Trump argues that tariffs would goad our neighbors to control the flow of undocumented immigrants and drugs into the United States. He also promised a 10 percent tariff on Chinese imports, on top of the levies he imposed during his first term and that President Joe Biden maintained.
China also manufactures ingredients used by drug cartels to make fentanyl. Alternatively, Trump advisors suggest he might declare an economic emergency to justify tariffs, which could trigger a prolonged court challenge. But some analysts say he might seek Congressional approval for tariffs as part of a larger tax bill in , when tax cuts passed in his first term are set to expire.
However, the latest Trump plan would escalate the trade war. Such aggressive policies are a bad idea, as they would increase consumer costs, spike inflation, raise interest rates, kill jobs, and reduce economic growth as measured in GDP [gross domestic product]. Williams: There is a tradeoff.

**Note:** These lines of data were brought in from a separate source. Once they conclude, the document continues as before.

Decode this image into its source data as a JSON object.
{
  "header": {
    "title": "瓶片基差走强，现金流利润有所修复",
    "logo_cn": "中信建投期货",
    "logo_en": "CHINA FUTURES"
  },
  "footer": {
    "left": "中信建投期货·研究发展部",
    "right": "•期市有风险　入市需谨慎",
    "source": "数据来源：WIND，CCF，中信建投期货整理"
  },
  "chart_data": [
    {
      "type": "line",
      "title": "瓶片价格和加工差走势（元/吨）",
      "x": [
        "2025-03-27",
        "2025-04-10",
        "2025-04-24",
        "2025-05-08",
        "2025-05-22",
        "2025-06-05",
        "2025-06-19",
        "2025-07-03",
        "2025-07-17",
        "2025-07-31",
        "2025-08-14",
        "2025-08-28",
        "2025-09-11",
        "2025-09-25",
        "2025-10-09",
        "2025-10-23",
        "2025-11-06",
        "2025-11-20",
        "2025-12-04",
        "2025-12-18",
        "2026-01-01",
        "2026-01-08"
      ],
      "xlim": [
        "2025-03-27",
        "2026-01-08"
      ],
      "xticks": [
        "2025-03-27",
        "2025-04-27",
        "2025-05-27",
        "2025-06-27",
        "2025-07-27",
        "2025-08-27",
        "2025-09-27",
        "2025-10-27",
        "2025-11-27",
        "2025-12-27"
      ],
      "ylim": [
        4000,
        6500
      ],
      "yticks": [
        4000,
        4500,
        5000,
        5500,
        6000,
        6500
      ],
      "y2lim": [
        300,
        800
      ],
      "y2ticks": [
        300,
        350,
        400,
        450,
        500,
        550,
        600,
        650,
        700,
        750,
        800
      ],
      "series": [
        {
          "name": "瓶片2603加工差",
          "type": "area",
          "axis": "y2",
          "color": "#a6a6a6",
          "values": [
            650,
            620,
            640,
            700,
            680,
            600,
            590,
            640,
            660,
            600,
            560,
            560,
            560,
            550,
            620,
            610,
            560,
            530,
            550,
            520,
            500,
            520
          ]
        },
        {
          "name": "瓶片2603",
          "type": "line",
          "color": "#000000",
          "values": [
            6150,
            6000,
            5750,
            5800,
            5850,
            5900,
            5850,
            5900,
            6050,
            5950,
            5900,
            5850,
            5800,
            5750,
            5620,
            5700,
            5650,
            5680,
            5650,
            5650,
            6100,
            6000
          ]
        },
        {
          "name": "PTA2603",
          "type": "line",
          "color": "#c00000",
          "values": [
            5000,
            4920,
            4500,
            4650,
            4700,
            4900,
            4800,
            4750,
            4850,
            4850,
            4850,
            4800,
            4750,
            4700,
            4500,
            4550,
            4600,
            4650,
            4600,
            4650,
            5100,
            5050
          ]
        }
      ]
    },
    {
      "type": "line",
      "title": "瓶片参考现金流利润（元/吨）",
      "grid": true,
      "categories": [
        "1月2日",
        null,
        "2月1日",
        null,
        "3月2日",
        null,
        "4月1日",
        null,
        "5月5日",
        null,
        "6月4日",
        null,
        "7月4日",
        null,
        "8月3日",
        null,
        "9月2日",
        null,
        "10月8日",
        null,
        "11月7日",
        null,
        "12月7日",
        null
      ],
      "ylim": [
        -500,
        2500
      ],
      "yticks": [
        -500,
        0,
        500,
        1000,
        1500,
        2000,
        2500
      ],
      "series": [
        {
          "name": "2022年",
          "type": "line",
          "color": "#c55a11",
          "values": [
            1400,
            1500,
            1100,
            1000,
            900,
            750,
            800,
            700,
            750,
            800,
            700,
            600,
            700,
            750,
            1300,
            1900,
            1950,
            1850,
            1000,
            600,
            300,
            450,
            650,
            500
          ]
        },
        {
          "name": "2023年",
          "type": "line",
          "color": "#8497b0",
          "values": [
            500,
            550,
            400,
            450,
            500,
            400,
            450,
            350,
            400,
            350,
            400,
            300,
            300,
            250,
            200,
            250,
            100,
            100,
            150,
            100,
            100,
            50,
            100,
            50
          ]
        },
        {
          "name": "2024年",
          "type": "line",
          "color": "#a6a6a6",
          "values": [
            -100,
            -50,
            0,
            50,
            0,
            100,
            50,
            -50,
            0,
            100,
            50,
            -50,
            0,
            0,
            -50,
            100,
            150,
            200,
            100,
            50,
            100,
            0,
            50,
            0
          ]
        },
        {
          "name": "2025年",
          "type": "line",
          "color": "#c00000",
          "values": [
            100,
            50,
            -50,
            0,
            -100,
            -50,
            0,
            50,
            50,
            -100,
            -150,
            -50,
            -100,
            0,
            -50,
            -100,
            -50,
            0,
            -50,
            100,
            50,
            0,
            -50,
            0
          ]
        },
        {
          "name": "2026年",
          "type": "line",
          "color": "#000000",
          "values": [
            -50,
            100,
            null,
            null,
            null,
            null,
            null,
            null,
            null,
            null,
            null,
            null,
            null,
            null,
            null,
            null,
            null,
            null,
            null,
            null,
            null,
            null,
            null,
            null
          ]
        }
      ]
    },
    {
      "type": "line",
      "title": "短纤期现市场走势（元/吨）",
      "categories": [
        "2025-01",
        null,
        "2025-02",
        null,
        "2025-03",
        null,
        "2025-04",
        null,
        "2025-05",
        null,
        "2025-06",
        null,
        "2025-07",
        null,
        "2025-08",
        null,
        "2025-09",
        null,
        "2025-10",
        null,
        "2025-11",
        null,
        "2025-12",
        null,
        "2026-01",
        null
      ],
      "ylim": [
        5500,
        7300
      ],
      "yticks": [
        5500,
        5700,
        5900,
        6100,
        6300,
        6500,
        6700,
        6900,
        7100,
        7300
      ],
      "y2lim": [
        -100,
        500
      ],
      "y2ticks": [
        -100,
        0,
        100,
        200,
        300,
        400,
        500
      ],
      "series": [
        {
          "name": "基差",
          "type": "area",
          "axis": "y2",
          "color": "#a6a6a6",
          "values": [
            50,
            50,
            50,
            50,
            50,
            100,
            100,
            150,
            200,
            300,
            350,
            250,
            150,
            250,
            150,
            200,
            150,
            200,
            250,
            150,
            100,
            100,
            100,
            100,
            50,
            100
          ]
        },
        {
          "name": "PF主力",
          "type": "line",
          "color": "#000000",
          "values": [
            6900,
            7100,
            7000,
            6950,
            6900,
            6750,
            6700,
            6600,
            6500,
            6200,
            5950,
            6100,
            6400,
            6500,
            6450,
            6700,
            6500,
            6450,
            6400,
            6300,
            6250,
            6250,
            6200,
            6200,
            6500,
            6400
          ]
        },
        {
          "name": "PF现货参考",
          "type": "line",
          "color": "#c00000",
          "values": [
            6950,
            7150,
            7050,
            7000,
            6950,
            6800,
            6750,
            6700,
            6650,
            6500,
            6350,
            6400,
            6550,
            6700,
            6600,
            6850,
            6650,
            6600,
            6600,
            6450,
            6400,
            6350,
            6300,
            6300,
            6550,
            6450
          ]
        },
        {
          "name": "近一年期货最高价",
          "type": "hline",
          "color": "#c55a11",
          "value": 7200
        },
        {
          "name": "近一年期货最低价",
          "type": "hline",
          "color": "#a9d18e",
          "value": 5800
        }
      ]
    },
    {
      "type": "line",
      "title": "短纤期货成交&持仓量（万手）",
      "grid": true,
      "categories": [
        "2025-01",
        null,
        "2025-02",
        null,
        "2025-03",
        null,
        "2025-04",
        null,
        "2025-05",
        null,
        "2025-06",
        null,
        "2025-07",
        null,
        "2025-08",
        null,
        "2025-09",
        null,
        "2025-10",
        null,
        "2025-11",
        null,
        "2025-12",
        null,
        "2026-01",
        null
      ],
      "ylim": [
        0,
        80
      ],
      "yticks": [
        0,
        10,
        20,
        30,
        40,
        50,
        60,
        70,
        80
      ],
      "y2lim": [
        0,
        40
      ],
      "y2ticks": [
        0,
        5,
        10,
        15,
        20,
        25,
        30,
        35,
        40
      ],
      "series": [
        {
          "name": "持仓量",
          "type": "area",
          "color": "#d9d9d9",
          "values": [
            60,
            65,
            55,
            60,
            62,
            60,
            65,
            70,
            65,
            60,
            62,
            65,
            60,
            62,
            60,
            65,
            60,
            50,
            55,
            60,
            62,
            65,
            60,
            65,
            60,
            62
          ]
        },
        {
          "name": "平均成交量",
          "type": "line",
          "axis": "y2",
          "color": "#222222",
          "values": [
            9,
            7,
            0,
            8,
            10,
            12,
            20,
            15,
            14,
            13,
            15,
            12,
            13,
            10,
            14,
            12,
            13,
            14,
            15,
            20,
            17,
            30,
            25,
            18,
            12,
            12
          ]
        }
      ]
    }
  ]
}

Over decades, Mexico has a poor track record in drug interdiction and keeping harmful substances from flowing north to the United States.
China has also been implicated in supplying ingredients of fentanyl. However, in doing so, if Trump follows through on the large tariff hikes, trade between Mexico and China would decline, and US consumers would be stuck paying higher prices at places such as grocery stores, gas pumps, and car dealerships. Tariffs increase the cost of imported goods, temporarily protecting domestic markets, and they can raise incentives for onshore manufacturing and sales.